Currently, Dielectric Elastomeric Actuators (DEAs) are likely not commercially available because of a combination of several of the following factors:

  1. DEAs have a dangerously high working voltage. Even on a 2022 improved 10nm MIT design they still show voltage ranges between 300V and 1800V. While these voltages can be made safe for consumer equipment such as in florescent lights, the engineering, fail-safes, certifications, and liabilities make for a high barrier to entry into the market. If the voltage can be brought below 48V (perhaps with thinner layers), the safety risk and electrical certification is much less stringent.
  2. DEAs require complex manufacturing including spin coating, vacuum bubble removal, nano meter level precision, thin graphene or carbon nanotube electrodes, unknown electrode application techniques, electrical connection to the electrodes, high-voltage sinusoidal IGBT driver circut, dielectric breakdown detection for safe failure, and lots of other details unknown at this time. As graphene and carbon nanotube production and applications mature there will be less manufacturing hurdles to overcome.
  3. DEAs require prestretch to prevent Electromechanical instability. Having two different displacements for a given voltage can cause the actuator to unpredictably move between the two creating very high accelerations and damage the elastomer and or electrode causing failure of the actuator. I did not find a satisfactory explanation of the reason for the initial force/voltage peak, but my understanding is that the elastomer chains are not initially lined up and lining them up ahead of time ensures that there is not a high force required for an initial displacement. While prestretching simple enough to do in theory, this is another mechanical engineering hurdle to overcome with every physical implementation of the actuator. In the future this hurdle could potentially be addressed with chemistry and cure processes to create directional cross-linking in the unloaded state.
  4. Already proven amplified piezoelectric actuators fill many of the niche uses for DEAs. Piezo materials suffer from a lot of similar issues such as high voltage and preload required. The big difference is that this technology has already been developed and many of the engineering hurdles have been overcome. While being "soft" may provide a sufficient niche in many future applications, currently an off-the-shelf piezo actuator fills almost any need for a DEA.
  5. In rapidly developing fields it is always important to consider that progress is slowed by patents.

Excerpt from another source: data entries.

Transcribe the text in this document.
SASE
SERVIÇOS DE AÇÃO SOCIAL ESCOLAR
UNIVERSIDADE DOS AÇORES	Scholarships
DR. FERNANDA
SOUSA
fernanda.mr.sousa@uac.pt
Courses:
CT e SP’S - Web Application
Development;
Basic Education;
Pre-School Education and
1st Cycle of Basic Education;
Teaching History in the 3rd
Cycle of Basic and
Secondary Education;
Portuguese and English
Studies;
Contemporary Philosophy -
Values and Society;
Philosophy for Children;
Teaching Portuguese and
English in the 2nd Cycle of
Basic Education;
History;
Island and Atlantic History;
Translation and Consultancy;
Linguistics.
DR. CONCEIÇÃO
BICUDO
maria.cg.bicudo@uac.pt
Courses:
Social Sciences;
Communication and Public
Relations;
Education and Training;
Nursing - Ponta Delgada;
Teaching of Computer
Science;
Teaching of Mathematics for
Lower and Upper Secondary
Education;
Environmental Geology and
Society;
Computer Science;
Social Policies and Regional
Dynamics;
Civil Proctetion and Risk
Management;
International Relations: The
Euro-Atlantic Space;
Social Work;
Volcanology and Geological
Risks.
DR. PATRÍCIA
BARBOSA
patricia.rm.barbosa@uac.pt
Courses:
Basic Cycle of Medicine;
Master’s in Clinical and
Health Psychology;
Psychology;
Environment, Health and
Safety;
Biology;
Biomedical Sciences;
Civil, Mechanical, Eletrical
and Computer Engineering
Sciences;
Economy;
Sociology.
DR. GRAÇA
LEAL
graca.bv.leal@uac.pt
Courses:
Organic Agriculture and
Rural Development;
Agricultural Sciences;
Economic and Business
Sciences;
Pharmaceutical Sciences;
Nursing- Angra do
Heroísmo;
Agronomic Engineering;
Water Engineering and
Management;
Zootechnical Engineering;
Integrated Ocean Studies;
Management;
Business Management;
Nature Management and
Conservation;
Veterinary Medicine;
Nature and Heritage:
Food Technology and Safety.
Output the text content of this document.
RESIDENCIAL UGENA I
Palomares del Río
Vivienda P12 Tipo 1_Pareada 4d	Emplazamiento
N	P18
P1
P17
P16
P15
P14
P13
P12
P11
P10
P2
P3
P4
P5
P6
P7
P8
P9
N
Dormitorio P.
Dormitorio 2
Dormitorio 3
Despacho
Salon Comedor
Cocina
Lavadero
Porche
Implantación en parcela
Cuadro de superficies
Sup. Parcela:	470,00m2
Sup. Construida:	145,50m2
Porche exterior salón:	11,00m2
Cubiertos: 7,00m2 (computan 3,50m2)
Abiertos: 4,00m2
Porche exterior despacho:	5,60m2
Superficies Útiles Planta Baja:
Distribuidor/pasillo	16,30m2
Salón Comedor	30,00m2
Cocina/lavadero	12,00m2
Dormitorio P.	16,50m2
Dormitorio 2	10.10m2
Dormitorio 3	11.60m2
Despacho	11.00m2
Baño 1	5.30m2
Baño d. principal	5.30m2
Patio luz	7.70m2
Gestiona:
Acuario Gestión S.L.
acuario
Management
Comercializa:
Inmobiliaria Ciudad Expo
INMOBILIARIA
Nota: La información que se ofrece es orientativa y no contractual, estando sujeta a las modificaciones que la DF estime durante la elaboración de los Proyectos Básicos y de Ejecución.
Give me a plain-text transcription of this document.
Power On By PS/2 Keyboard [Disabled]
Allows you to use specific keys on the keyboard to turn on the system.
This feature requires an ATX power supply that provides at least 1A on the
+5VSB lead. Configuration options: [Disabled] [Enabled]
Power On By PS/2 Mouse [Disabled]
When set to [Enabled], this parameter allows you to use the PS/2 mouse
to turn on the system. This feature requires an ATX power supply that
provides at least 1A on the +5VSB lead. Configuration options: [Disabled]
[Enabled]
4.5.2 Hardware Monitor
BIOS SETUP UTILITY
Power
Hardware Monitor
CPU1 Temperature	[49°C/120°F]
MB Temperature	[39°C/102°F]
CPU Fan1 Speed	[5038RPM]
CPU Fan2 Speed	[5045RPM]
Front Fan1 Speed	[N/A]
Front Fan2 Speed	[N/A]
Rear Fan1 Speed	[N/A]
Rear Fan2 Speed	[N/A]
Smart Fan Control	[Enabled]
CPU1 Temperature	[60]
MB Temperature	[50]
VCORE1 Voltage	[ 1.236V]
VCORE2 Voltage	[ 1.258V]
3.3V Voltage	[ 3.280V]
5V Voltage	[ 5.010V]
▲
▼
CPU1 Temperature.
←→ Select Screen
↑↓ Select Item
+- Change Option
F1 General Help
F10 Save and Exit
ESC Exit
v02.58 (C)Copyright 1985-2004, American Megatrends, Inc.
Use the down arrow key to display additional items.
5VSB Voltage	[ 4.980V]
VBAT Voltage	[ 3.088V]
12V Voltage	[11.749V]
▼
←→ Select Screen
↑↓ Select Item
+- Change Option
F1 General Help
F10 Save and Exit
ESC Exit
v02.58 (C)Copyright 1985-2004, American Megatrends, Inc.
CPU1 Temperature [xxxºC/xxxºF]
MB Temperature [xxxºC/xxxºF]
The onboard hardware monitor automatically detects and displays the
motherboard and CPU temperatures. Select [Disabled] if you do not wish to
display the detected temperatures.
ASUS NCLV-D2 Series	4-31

Both by the researchers taking time to acquire patents, everyone having to perform a detailed patent searches to know if they can participate, and everyone avoiding key patent claims that restrict the best methods. Once a viable path to profit is realized, then patents accelerate development by encouraging the investment of capital, but until that point they are antagonistic. 3d printing exploded in popularity and development only after key patents expired.
  6. Just speculating here, but a lot of the scientists that would be experts in further developing DEAs are being pulled towards developing other highly financially incentivized technologies such as new batteries, fuel cells, gas sensors, ultra capacitors and other leading edge electrode technologies.
  7. There are actually lots of competing soft actuator technologies that I was unaware of. These dilute the focus on advancing one technology like DEAs and may ultimately have superior characteristics for applications that are not shadowed by piezo actuators.

References:

  1. The Elastomeric Actuators Lift Aerial Micro-Robot article DKNguyen posted in the comments.
  2. The bottom of the Elastomeric Actuators Lift Aerial Micro-Robot article also has a “Supporting Information” link that includes the technical details of how they were able to improve the performance.
  3. First article from the OP: Dielectric Elastomers for Actuation and Energy Harvesting
  4. Second article from the OP: Realizing the potential of dielectric elastomer artificial muscles
  5. Soft Robot Toolkit looks like an excellent resource for developing prototypes.